東京オリンピックが始まるはずだった7月下旬は、梅雨が長引いて結構涼しく、「今年開催できてりゃ楽だったのにね」などと思っていた。しかし、8月に入って梅雨が明けたら気温は急上昇し、このごろは連日の35度超え。結局は「今年開催してたら大変だったな……」という正反対の感想に至っている。
とにかく暑いので、のべつ幕なしに何かを飲んでいる。職場でも家でも、水やお茶のペットボトルが次々に空になっていく。
考えてみると、こういう光景は、わりと最近のものだ。昭和の昔にペットボトルはなかったし、水やお茶もボトルで売られてはいなかった。
冷蔵庫には冷えた麦茶、学校帰りにチェリオ
では、われわれは子供の頃、真夏に何を飲んでいたのだろうか、と記憶をたどってみる。
筆者が幼稚園児から小学生だったのが、1960年代後半から70年代前半。冷蔵庫には、母親がヤカンか鍋で煮出した麦茶が冷えていた。コカ・コーラなど市販の炭酸飲料も。カルピスのような、高濃度の原液を水で割るタイプの飲料も好きだった。

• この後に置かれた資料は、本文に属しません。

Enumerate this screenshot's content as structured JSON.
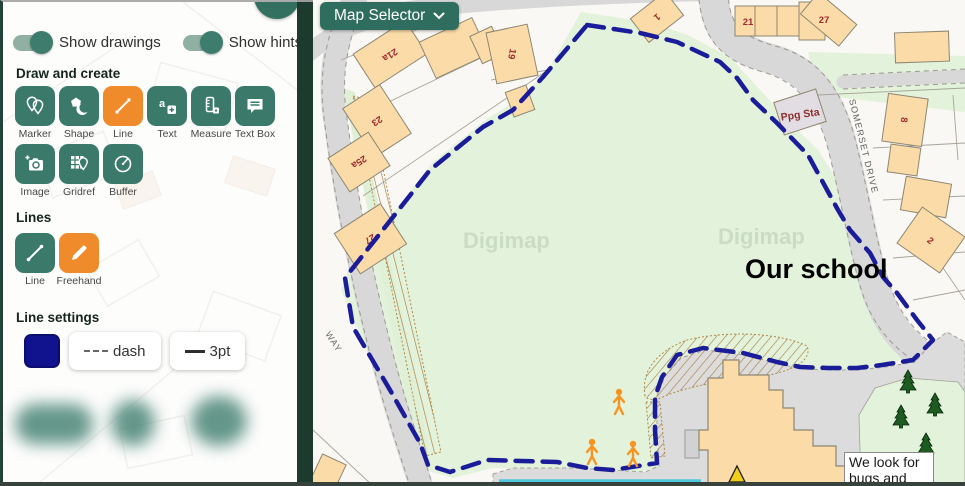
{
  "sidebar": {
    "toggles": [
      {
        "label": "Show drawings",
        "state": "on"
      },
      {
        "label": "Show hints",
        "state": "on"
      }
    ],
    "sections": {
      "draw": {
        "title": "Draw and create"
      },
      "lines": {
        "title": "Lines"
      },
      "line_settings": {
        "title": "Line settings"
      }
    },
    "draw_tools": [
      {
        "label": "Marker",
        "icon": "marker-icon",
        "active": false
      },
      {
        "label": "Shape",
        "icon": "shape-icon",
        "active": false
      },
      {
        "label": "Line",
        "icon": "line-icon",
        "active": true
      },
      {
        "label": "Text",
        "icon": "text-icon",
        "active": false
      },
      {
        "label": "Measure",
        "icon": "measure-icon",
        "active": false
      },
      {
        "label": "Text Box",
        "icon": "text-box-icon",
        "active": false
      },
      {
        "label": "Image",
        "icon": "image-icon",
        "active": false
      },
      {
        "label": "Gridref",
        "icon": "gridref-icon",
        "active": false
      },
      {
        "label": "Buffer",
        "icon": "buffer-icon",
        "active": false
      }
    ],
    "line_tools": [
      {
        "label": "Line",
        "icon": "line-segment-icon",
        "active": false
      },
      {
        "label": "Freehand",
        "icon": "freehand-icon",
        "active": true
      }
    ],
    "line_settings": {
      "color": "#10128E",
      "style_label": "dash",
      "width_label": "3pt"
    }
  },
  "map": {
    "selector_label": "Map Selector",
    "watermark": "Digimap",
    "school_label": "Our school",
    "textbox": {
      "line1": "We look for",
      "line2": "bugs and"
    },
    "ppg_sta_label": "Ppg Sta",
    "streets": {
      "somerset": "SOMERSET DRIVE",
      "way": "WAY"
    },
    "numbers": {
      "n21a": "21a",
      "n23": "23",
      "n25a": "25a",
      "n27w": "27",
      "n19": "19",
      "n1": "1",
      "n21": "21",
      "n27e": "27",
      "n8": "8",
      "n2": "2"
    },
    "colors": {
      "boundary": "#1A1C99",
      "field": "#E3F2DA",
      "building": "#FBDCA9",
      "accent_teal": "#3B7A6B",
      "accent_orange": "#F08B2B",
      "person": "#F79421",
      "tree": "#1E5B21",
      "water_line": "#4FC8DC"
    }
  }
}
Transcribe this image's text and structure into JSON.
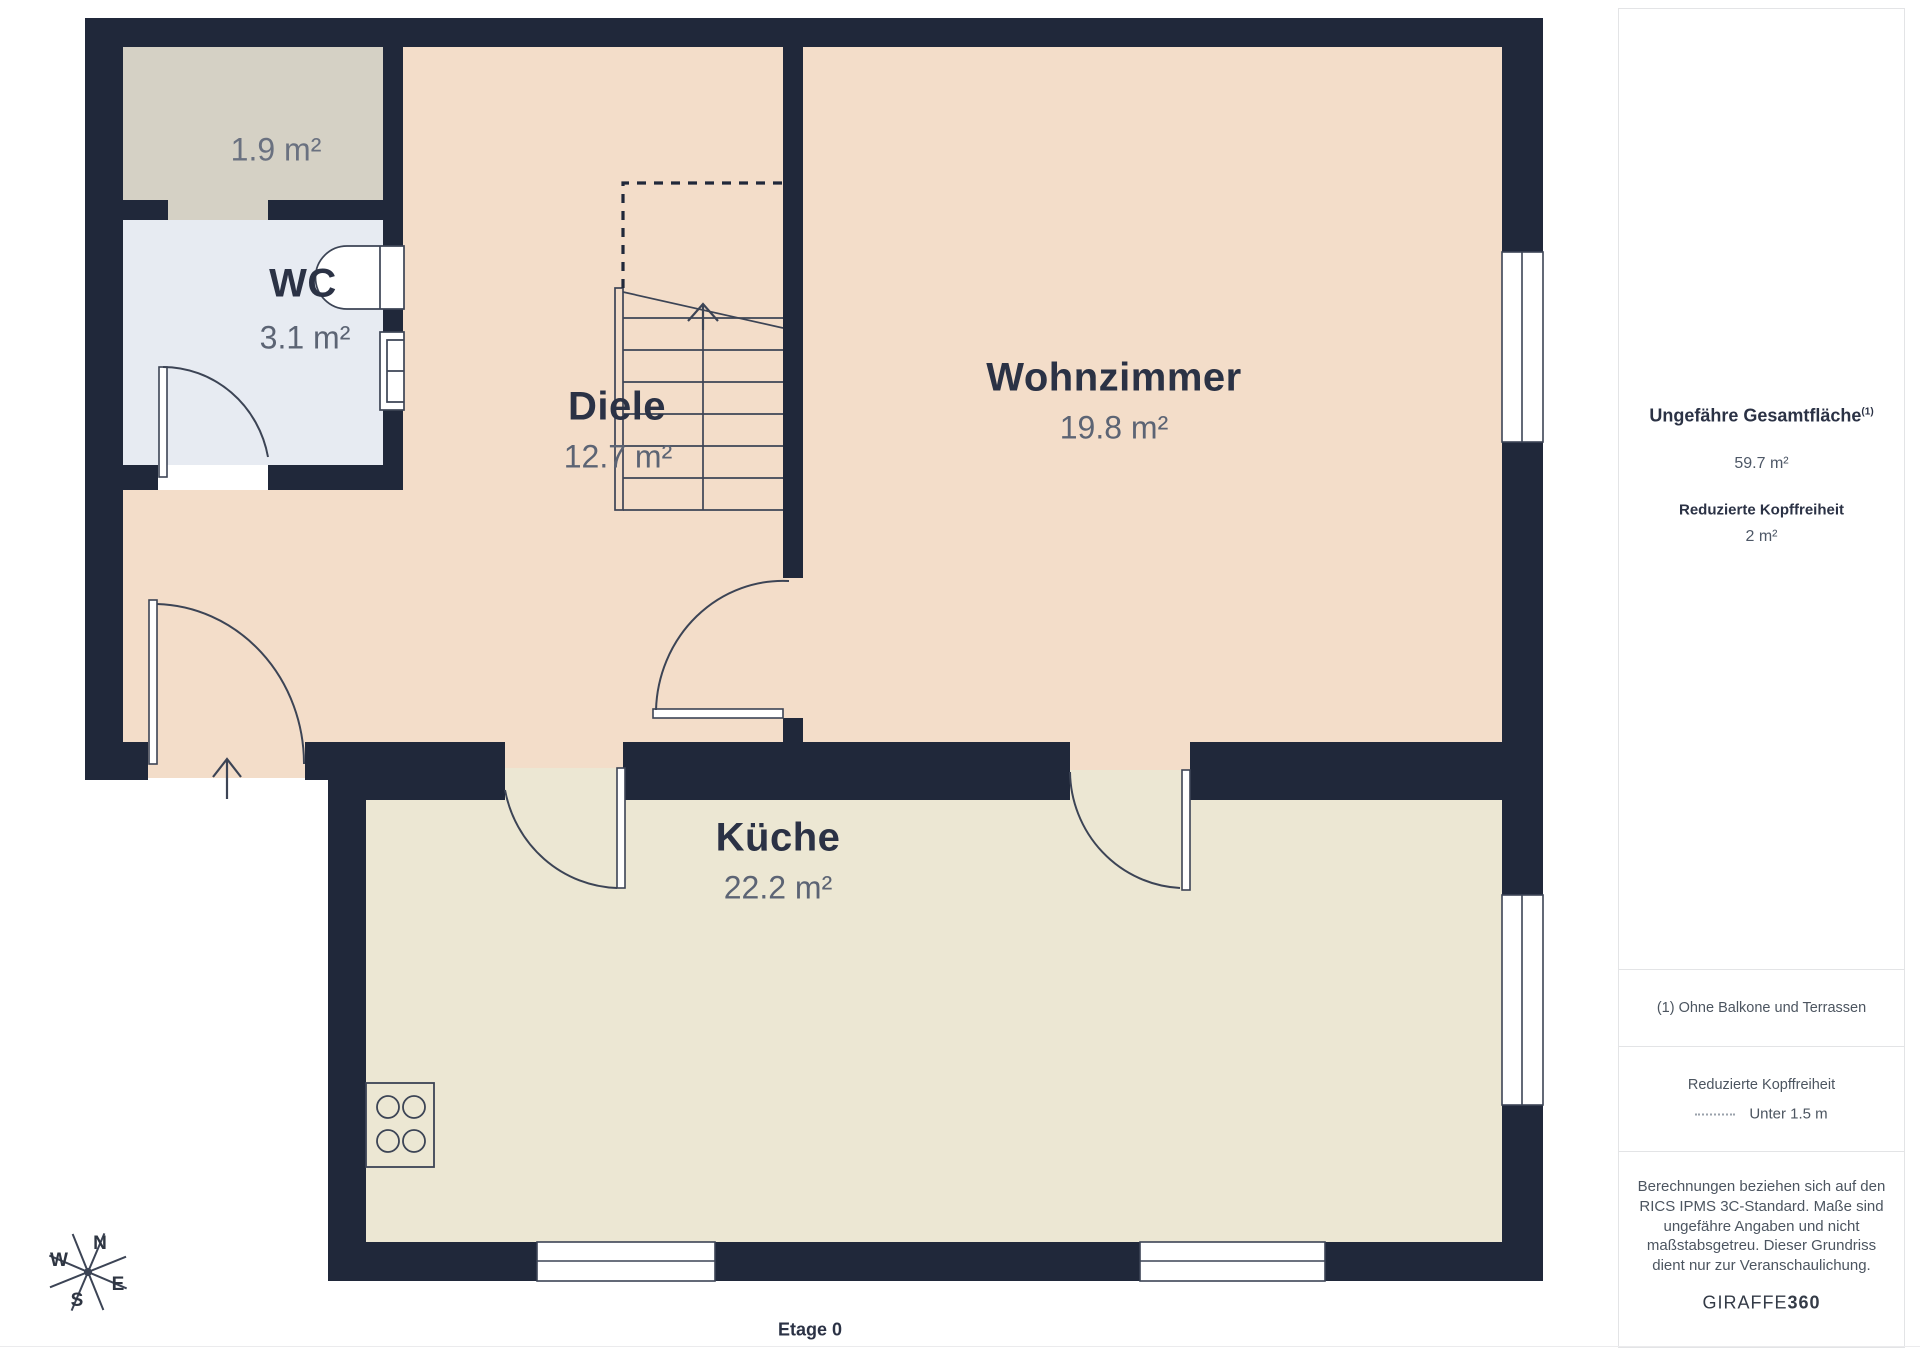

中学・高校時代には、外出先で飲み食いする機会も増えた。部活帰りには仲間と清涼飲料水を飲んで渇きを癒やすのが楽しみで、ガラス瓶に入ったチェリオという炭酸飲料が人気だった。当時は250ミリ・リットル入りのガラス瓶が普通だったが、チェリオだけは約300ミリ・リットルと少し多い、というのが人気の理由だった。
こういう時に立ち寄る店は、メーカー品の菓子パンや菓子、清涼飲料水などを売る個人商店で、昔は駅前や学校の周辺などによくあった。当時は「パン屋」と呼んでいた気がする(今は「パン屋」と言えば、自家製パンを売るベーカリーを思い浮かべる人の方が多そうだ)。コンビニエンスストアが増えるにつれて、この種の業態もめっきり見なくなった。
江戸末期に外国から持ち込み、衛生面で問題も
日本で清涼飲料水が商品として売られるようになったのは江戸時代の終わり頃で、来日した西洋人たちがレモネードや炭酸水を持ち込んだことに始まるとされる。幕末や明治の初めに、外国人や、彼らから製法を習った日本人が、各地で清涼飲料水を作って売り始めた。瓶の中のビー玉が炭酸の圧力で内側から栓をする仕組みのラムネ瓶も、英国から伝わったという。
明治時代の読売新聞で清涼飲料水の記事を探すと、目に付くのは衛生に関する記事だ。1900年(明治33年)6月6日付には清涼飲料水営業取締規則の概要を記した記事が載っている。